BBC Radio 4 Food Programme has just had a fascinating programme, but somehow their web page does not capture the spirit of the programme.
Earlier this year I was in Nottingham with a group of people mumbling that things ain’t right. Someone commented that if they needed an old people’s home it would have to be a lively place with everyone eating, drinking and talking.
It seems these ideas are not that far fetched and are in fact a common dream. we have the Isokon, Wayne Hemingway and Jamie Oliver for example.
“As part of the Radio 4 season, London: Another Country? The Food Programme looks at the growth of the capital’s underground supper clubs and its connection to a 1930’s block of flats, the Isokon building.
Why are today’s Londoners embracing the concept of turning their homes into “pop up” restaurants and inviting strangers in to dine?
Food writer Tim Hayward believes the answer lies in the story of a dining club founded in 1930’s London called “The Half Hundred”. Many of its members were artists, designers and writers and residents of the Isokon building.

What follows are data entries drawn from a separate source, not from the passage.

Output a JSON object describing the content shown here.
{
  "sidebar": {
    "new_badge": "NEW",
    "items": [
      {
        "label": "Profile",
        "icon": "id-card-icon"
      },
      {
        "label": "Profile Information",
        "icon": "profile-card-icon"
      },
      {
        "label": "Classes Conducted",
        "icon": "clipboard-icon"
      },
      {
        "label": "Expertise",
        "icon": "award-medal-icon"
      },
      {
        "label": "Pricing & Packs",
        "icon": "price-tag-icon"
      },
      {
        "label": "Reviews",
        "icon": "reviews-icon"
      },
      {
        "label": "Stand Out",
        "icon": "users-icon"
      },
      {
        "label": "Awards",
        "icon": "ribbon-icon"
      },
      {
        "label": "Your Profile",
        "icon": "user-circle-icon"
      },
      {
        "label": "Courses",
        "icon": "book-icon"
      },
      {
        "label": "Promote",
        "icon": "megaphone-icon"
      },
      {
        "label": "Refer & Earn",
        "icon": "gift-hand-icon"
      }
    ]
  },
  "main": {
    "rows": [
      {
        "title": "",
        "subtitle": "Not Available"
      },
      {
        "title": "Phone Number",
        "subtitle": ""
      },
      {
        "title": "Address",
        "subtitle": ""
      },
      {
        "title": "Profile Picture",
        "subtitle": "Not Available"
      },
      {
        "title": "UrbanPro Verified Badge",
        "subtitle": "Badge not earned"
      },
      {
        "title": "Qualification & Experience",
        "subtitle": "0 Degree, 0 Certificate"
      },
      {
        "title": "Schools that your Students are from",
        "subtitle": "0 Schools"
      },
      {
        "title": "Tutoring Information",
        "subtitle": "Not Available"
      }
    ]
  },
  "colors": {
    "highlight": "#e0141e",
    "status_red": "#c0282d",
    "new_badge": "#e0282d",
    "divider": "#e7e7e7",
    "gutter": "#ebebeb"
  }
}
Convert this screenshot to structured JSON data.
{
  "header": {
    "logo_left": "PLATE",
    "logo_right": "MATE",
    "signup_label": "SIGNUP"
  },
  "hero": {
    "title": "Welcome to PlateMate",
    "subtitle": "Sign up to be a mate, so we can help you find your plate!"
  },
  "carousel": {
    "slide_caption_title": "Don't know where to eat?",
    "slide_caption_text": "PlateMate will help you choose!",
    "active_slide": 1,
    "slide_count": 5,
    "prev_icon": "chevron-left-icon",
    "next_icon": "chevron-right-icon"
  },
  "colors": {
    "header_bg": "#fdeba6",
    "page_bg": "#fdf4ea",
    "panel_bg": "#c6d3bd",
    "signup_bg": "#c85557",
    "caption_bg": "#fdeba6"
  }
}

The group set out to challenge established thinking about dining out in London. Is that what today’s “pop up” hosts are setting out to do? Sheila Dillon finds out.”
I think we have become amazingly bureaucratised and recommend a kafka scale. I have been playing with the idea of an independence audit, but this feels like the same bureaucratic stuff.
Maybe it is very simple. What are the opportunities for someone to live in a beautiful place, with others who help build the common weal, love food, drink, art and rocknroll, to build for themselves with others an excellent life and world?